People from both sides of the Longport bridge have spoken — and the consensus is to leave at least one lane of the bridge open during repairs next fall, even if it means the work takes longer.

The informal audience vote took place at the end of an Atlantic County Board of Chosen Freeholders meeting Tuesdayat Longport Borough Hall, which included a presentation detailing the planned months-long repairs to the JFK Memorial Bridge between Longport and the Seaview Harbor section of Egg Harbor Township.

Atlantic County Engineer Joseph D’Abundo and project engineer Brian Strizki of JMT Engineering explained the options for the proposed $3.1 million project to rehabilitate and redeck the bridge.

One plan is for the contractor to try the alternate-lane approach, where one lane would be closed and one open for a period from September 2013 to April 2014 and again in fall 2014, with work going on 24 hours from Monday through Thursday.

In the other approach, “We’d allow the contractor to close the (entire) bridge and really allow the contractor to have at it,” D’Abundo said. Work would end earlier, around April 2014, and would be limited to the hours 7 a.m. to 7 p.m. — so while the road would be totally closed, the noisy concrete work would be limited to daylight hours.

The near-standing-room-only crowd, including several mayors and police and fire chiefs, was solidly behind keeping access to the mainland open — even through one lane — rather than having to take the 18.5-mile detour through Ventnor, Route 40 and Route 9 or the 12-mile detour using the Downbeach Express toll road in Margate.

Among the reasons mentioned was the importance of getting from the Downbeach towns to doctors and medical care at Shore Medical Center in Somers Point.

“I personally feel alternate route is probably the best way to go,” said Somers Point Mayor Jack Glasser. “I feel it’s the best possible thing to do.”

Added Margate Mayor Mike Becker, “I too would support the alternate route. It feels better for residents and for our businesses.”

Becker even asked if the 24-hour work could be expanded from four days a week to five or six in order to get it done faster. D’Abundo said that was a possibility, depending on the contractor, but the bids would go out using four days as a minimum.

Margate police Chief David Wolfson’s concern was for emergency evacuations and returns, like the five-day evacuation during Hurricane Sandy in October.

“We had a nightmare with people getting back into the island when the evacuation was lifted, to the point where had to remove the checkpoint, and we literally had cars backed up to Fire Road,” Wolfson said. “And that’s what I fear. I can’t imagine what it would be like in a catastrophe getting off (the island).”

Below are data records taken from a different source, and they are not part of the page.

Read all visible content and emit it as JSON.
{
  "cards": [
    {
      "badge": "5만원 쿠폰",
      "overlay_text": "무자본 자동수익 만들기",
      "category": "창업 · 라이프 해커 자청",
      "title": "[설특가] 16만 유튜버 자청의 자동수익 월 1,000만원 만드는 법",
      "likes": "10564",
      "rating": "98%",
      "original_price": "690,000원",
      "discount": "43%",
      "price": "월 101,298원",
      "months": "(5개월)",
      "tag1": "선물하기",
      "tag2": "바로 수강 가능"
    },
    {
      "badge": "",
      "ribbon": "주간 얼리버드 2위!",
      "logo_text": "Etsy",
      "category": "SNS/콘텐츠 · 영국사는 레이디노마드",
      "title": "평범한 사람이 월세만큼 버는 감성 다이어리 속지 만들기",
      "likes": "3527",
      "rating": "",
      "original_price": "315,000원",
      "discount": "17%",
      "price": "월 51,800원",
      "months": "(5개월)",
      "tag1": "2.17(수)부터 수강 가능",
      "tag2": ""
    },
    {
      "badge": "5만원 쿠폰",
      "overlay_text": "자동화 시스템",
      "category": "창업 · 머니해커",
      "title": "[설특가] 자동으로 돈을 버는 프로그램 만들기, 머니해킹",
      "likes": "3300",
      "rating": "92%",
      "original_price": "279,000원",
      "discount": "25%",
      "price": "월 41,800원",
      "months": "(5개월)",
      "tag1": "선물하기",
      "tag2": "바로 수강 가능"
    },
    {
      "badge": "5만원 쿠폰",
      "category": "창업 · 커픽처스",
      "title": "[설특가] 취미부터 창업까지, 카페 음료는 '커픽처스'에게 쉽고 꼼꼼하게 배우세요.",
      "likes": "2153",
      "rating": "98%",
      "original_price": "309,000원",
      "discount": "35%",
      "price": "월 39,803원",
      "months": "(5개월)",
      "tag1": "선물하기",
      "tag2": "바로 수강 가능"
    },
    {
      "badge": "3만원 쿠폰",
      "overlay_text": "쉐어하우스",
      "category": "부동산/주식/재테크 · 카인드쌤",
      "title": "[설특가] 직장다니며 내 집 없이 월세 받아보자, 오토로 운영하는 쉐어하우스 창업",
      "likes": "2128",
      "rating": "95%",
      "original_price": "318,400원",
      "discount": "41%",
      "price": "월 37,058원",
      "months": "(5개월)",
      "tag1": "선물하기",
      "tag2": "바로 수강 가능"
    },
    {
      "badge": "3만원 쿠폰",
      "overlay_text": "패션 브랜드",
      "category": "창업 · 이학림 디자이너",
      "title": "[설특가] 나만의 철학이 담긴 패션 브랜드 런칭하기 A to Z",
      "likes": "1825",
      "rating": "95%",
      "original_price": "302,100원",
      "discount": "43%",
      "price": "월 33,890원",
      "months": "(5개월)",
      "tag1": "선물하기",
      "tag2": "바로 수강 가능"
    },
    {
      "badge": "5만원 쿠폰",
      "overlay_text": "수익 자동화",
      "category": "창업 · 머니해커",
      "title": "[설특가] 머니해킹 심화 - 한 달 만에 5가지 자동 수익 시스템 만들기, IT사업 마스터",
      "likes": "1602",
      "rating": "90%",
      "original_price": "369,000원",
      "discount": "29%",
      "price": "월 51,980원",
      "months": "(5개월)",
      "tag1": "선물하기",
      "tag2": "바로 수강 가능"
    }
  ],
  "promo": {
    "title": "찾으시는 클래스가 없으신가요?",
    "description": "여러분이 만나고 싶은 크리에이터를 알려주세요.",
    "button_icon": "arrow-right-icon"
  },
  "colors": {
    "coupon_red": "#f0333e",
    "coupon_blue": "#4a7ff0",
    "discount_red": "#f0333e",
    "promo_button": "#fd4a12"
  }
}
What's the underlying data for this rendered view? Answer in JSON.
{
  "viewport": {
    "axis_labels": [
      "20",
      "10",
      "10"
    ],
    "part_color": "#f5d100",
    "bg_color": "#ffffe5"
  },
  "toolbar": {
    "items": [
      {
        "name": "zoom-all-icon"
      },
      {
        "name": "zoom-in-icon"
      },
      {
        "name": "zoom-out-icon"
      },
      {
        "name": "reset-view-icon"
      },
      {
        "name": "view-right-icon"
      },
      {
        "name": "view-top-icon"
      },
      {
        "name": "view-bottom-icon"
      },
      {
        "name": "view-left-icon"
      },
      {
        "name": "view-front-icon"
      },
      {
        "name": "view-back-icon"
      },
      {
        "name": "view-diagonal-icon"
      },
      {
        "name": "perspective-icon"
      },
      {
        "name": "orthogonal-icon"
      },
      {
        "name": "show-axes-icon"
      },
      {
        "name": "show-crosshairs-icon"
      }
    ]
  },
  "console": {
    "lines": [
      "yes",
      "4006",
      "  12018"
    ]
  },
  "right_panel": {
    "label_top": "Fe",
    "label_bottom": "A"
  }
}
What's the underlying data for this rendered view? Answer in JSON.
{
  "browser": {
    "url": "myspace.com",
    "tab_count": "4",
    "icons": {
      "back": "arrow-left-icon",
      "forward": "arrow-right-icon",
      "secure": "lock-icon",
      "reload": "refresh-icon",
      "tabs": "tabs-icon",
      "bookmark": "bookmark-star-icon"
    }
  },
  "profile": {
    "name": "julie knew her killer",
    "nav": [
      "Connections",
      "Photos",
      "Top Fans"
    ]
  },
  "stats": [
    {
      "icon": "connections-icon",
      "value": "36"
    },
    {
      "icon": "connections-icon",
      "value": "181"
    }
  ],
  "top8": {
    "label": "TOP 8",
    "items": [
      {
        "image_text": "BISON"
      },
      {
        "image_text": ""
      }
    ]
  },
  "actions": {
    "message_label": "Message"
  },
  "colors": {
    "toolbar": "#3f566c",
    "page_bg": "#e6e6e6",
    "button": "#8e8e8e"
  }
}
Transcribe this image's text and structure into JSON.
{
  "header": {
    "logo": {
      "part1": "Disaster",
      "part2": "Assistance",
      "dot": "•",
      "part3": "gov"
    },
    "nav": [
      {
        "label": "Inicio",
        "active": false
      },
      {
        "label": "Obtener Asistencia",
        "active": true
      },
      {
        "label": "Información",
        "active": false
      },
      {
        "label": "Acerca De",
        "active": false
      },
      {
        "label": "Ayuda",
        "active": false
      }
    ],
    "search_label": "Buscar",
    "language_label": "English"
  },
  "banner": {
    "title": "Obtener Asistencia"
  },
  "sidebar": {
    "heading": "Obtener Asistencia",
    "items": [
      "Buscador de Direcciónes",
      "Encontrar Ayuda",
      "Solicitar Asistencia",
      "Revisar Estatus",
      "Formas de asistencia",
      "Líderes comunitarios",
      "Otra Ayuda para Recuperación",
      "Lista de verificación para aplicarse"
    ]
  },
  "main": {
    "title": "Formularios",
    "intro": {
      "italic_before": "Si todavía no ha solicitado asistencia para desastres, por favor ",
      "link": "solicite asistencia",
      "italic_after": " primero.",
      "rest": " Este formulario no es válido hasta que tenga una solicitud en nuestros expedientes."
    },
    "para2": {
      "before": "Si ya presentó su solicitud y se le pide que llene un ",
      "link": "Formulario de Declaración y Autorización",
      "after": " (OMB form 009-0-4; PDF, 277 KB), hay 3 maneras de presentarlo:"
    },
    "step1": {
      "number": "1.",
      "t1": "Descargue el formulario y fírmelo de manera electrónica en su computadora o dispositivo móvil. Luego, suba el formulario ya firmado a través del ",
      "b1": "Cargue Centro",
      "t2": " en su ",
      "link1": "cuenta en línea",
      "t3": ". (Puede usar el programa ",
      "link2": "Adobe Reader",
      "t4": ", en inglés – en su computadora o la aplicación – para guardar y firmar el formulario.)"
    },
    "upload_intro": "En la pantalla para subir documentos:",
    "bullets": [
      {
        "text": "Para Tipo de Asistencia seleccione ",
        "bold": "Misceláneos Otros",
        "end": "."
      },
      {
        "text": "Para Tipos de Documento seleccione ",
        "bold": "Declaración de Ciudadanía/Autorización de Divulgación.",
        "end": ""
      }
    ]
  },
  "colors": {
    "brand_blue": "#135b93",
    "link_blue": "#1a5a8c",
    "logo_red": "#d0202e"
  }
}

Atlantic County Sheriff Frank Balles, meanwhile, said he would ask for more signalmen than just one at each end, due to the rise of the bridge in the middle.

Island residents, such as Tom Kenny of Longport, were also behind the alternate-lane plan.

“I don’t want to see them close it,” Kenny said after the meeting. “It’s easy sitting over in the mainland to say, ‘Close it down.’ But when you live here year-round, it’s a different story.”

The work is scheduled for the offseason, when traffic is about 7,500 vehicles a day, to avoid the summertime traffic, which is double that.

D’Abundo and Strizki explained the “unique” construction of the 50-year-old span, which is made up of reinforced concrete, steel girders and I-beams, and supported by piles made of both steel and timber.

The work to be done includes repairing the concrete deck and putting in a sealer overlay, adding all new deck joints, repairing the structural steel in the main span, repairing the piles and restoring the capacity of the pre-stressed I-beams using carbon fiber wrap.

“We just can’t ignore these items here,” D’Abundo said. “If we don’t address them immediately, then you go to weight standards on the bridge.”

The repairs should hold for another 25 years, he added. Replacing the bridge instead, he said, would put it out of service for 2.5 to 3 years and cost $30 million if the Somers Point bridge were included.

“I don’t want to speak for the administration and freeholder board, but I don’t think they have $30 million right now,” D’Abundo said.

The Longport Borough Council will vote on the project Feb. 20, though the final parameters will be determined by the county administration.